Page MenuHomePhabricator

Configure Graphoid Logstash Dashboard
Closed, ResolvedPublic

Description

Graphoid does not seem to appear in the Logstash - either because it is perfect, or because something is not working right. A proper dashboard is needed.

Event Timeline

Yurik raised the priority of this task from to Needs Triage.
Yurik updated the task description. (Show Details)
Yurik added projects: Services, Graphoid.
Yurik added subscribers: mobrovac, GWicke, Aklapper, Yurik.
Yurik set Security to None.

[The graphoid conifig.yaml](https://github.com/wikimedia/operations-puppet/blob/production/modules/graphoid/templates
/config.yaml.erb) is missing a service-runner logging stanza [similar to restbase](https://github.com/wikimedia/op
erations-puppet/blob/production/modules/restbase/templat
es/config.yaml.erb#L11-L18).

[The graphoid conifig.yaml](https://github.com/wikimedia/operations-puppet/blob/production/modules/graphoid/templates
/config.yaml.erb) is missing a service-runner logging stanza [similar to restbase](https://github.com/wikimedia/op
erations-puppet/blob/production/modules/restbase/templat
es/config.yaml.erb#L11-L18).

That's not it.
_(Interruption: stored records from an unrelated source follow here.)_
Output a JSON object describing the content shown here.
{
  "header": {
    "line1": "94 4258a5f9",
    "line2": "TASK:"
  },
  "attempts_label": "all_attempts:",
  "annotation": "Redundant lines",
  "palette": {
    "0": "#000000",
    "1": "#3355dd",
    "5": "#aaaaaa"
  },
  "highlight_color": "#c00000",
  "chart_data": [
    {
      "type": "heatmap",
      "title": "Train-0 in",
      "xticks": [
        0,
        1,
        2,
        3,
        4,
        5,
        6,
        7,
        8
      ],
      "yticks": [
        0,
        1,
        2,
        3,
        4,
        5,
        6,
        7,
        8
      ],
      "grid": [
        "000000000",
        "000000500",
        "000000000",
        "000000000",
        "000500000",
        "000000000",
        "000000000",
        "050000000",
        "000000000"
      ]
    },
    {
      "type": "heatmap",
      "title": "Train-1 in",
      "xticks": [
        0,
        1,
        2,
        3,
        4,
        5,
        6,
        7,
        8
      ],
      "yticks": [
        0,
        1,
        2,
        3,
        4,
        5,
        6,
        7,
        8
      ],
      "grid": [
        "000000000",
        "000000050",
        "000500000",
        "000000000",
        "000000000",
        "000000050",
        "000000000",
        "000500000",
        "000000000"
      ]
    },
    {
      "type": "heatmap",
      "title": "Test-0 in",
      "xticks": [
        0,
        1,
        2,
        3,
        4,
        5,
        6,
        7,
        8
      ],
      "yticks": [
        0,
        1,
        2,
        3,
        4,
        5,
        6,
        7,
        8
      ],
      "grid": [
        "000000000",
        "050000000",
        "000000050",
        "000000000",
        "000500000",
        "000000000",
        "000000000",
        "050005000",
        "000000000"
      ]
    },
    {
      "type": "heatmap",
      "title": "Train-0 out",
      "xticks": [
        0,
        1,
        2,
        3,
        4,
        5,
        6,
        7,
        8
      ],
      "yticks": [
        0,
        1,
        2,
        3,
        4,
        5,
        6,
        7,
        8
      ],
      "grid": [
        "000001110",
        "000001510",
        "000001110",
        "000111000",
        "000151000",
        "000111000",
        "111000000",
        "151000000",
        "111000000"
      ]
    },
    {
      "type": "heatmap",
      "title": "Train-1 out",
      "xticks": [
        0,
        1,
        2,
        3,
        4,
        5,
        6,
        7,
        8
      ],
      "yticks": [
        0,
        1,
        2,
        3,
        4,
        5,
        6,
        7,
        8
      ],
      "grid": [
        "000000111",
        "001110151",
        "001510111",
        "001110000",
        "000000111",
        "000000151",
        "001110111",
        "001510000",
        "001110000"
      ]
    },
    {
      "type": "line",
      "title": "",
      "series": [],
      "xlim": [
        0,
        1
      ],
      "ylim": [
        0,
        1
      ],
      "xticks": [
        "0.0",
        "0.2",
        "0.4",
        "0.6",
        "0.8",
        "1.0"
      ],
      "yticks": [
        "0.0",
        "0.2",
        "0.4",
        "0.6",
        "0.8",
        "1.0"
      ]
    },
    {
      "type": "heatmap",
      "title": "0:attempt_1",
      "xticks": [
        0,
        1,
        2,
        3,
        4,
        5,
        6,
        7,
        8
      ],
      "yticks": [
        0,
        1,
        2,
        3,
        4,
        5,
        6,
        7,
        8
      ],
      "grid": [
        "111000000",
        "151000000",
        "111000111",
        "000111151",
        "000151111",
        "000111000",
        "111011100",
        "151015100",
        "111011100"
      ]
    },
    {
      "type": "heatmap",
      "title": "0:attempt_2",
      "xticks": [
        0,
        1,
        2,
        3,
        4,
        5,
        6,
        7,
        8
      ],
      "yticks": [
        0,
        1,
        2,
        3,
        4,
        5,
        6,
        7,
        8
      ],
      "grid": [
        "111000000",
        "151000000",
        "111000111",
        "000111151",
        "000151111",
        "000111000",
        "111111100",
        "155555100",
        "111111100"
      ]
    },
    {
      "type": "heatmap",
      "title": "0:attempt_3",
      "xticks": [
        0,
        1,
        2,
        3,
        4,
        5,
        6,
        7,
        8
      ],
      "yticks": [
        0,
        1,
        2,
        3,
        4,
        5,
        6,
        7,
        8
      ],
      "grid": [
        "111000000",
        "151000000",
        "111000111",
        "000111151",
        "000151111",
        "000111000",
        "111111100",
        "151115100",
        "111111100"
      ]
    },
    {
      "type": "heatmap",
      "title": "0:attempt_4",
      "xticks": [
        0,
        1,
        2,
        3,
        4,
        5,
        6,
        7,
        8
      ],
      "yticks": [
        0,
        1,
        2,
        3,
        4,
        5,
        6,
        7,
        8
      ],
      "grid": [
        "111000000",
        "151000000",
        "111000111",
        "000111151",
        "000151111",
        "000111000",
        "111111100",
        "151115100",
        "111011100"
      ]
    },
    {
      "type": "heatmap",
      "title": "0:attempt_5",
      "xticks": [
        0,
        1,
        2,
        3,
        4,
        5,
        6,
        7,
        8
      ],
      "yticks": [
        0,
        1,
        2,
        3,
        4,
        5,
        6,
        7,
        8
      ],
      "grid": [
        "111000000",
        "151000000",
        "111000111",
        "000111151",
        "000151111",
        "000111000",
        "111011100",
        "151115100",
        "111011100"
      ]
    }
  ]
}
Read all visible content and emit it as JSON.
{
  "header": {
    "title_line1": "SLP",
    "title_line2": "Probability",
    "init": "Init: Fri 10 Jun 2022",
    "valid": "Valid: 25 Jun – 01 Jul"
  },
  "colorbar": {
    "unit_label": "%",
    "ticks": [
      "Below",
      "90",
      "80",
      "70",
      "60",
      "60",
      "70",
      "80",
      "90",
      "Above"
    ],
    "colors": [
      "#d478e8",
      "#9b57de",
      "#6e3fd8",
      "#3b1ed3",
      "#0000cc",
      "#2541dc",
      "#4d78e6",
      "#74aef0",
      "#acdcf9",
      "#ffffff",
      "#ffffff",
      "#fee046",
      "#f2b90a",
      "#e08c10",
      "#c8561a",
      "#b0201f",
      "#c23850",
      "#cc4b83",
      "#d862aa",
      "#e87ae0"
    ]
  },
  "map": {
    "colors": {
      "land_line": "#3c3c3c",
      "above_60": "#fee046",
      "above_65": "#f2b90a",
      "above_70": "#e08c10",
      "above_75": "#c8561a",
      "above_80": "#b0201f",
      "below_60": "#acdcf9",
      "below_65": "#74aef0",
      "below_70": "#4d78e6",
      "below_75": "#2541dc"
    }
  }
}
Graphoid uses service::node, which provides common config bits for all services, inlcuding metrics and logging. We need to investigate further what's going on here.

@mobrovac, I see.

It would be nice if service::node was following the regular service-runner config layout, as this would

  • keep all relevant configs for a service in one place,
  • avoid confusion about many different ways to do the same thing, and
  • retain support for running multiple services in a single service-runner instance.

I'm actually ok with having "generic" and "custom" parts, as long as the generic one works :) Would be good if there was an easy way to verify that it works. Can't wait for my sca1001 access - there has been several 600 usage spikes (compared to ~4-10 on average. I suspect its due to huwiki - they have added an automated graph to every city.

I think @mobrovac and me can work on fixing this.

@GWicke: service::node is an attempt (I guess pretty successful) at standardizing the way we deploy services, and to not repeat the same configs over and over. In the end, all services that use a "standard" structure (like service-runner) should be served via it. Finally, I don't think we'll ever want to run different services from the same service-runner instance in production, and coding for that would make our code both more complex and uglier.

@Joe, I see why you went for separate config files, and am okay with that as long as we can integrate that with the regular service-runner config management. One option we could consider is an include syntax for per-service configs, which would keep your separate config file working, while also avoiding a proliferation of custom config loading.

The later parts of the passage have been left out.